注:下面是以无权的图为基础的
广度优先搜索:http://blog.csdn.net/u012763794/article/details/51081830
1.问题描述
输入:
输入n个顶点,m条边, 起点的编号
跟着再输入边x,y
输出:
该起点到达各个顶点最少经过几条边(按编号从小打大输出,包括自己哦)
样例:
输入:
5 5 2
1 2
2 3
2 4
3 4
3 5
1 2
2 3
2 4
3 4
3 5
输出:
1
0
1
1
2
0
1
1
2
2.解题思路
我一开始就是觉得用广度优先搜索,结果在广度优先搜索的循环里不断改,怎么样也没成功,到了第2层就被shutdown。
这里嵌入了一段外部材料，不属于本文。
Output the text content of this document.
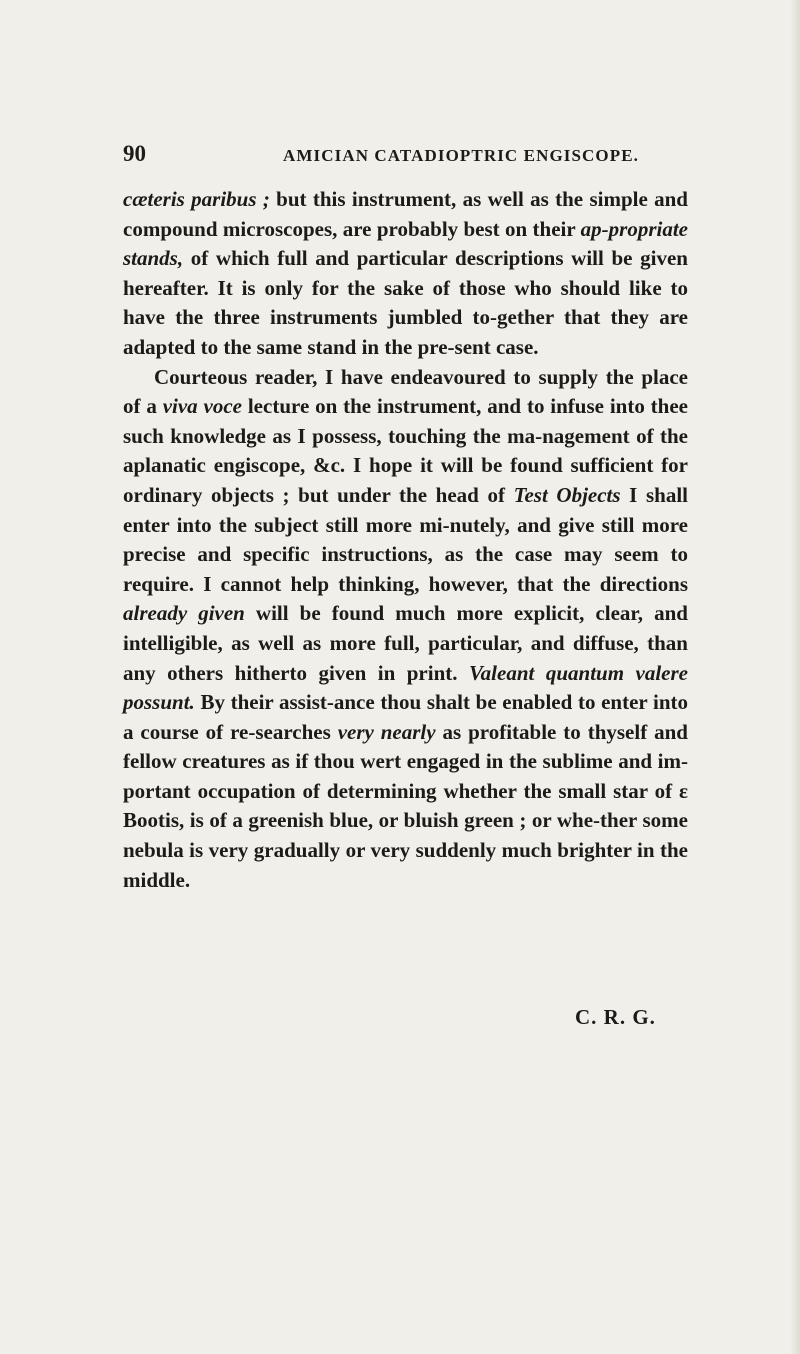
90	AMICIAN CATADIOPTRIC ENGISCOPE.

cæteris paribus ; but this instrument, as well as the simple and compound microscopes, are probably best on their ap-propriate stands, of which full and particular descriptions will be given hereafter. It is only for the sake of those who should like to have the three instruments jumbled to-gether that they are adapted to the same stand in the pre-sent case.

Courteous reader, I have endeavoured to supply the place of a viva voce lecture on the instrument, and to infuse into thee such knowledge as I possess, touching the ma-nagement of the aplanatic engiscope, &c. I hope it will be found sufficient for ordinary objects ; but under the head of Test Objects I shall enter into the subject still more mi-nutely, and give still more precise and specific instructions, as the case may seem to require. I cannot help thinking, however, that the directions already given will be found much more explicit, clear, and intelligible, as well as more full, particular, and diffuse, than any others hitherto given in print. Valeant quantum valere possunt. By their assist-ance thou shalt be enabled to enter into a course of re-searches very nearly as profitable to thyself and fellow creatures as if thou wert engaged in the sublime and im-portant occupation of determining whether the small star of ε Bootis, is of a greenish blue, or bluish green ; or whe-ther some nebula is very gradually or very suddenly much brighter in the middle.

C. R. G.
后来就想到用一个成员变量deep数组指针来记录他们的层数,起点就是第0层,想到了这个,刚开始还是不怎么指导如何解决,过了一天,在睡觉的时候想到了,就是当前这个节点的deep(深度,或者层数),就是上一个节点层数+1,具体看代码你就明白
3.代码实现
#include <iostream>
#include <vector>
#include <cstring>
#include <queue>
using namespace std;
class Graph{
private:
int n;
bool *visited;
int *deep;
vector<int> *edges;
public:
Graph(int input_n){
n = input_n;
edges = new vector<int>[n];
visited = new bool[n];
memset(visited, 0, n);
deep = new int[n];
memset(deep, 0, sizeof(int)*n);
}
~Graph(){
delete[] edges;
delete[] visited;
delete[] deep;
}
void insert(int x, int y){
edges[x].push_back(y);
edges[y].push_back(x);
}
void bfs(int start_vertex){
queue<int> bfs_queue;
bfs_queue.push(start_vertex);
visited[start_vertex] = true;
while (!bfs_queue.empty()) {
//获取队首元素的编号
int vertex = bfs_queue.front();
cout<<vertex<<endl;
bfs_queue.pop();
for (vector<int>::iterator it = edges[vertex].begin(); it != edges[vertex].end(); it++ ) {
if (!visited[*it]) {
visited[*it] = true;
bfs_queue.push(*it);
}
}
}
}
void getLength(int start_vertex){
int length = 0;
bool tmp = false;
queue<int> bfs_queue;
bfs_queue.push(start_vertex);
visited[start_vertex] = true;
deep[start_vertex] = 0;
while (!bfs_queue.empty()) {
int vertex = bfs_queue.front();
bfs_queue.pop();
for (vector<int>::iterator it = edges[vertex].begin(); it != edges[vertex].end(); it++ ) {
if (!visited[*it]) {
visited[*it] = true;
deep[*it] = deep[vertex] + 1;
bfs_queue.push(*it);
}
}
tmp = false;
}
}
int getDeep(int vertex){
return deep[vertex];
}
};
int main(){
int n, m, k;
int x, y;
cin >> n >> m >> k;
Graph g(n);
for (int i = 0; i < m; ++i) {
cin >> x >> y;
g.insert(x-1, y-1);
}
g.getLength(k-1);
for (int j = 0; j < n; j++) {
cout<<g.getDeep(j)<<endl;
}
return 0;
}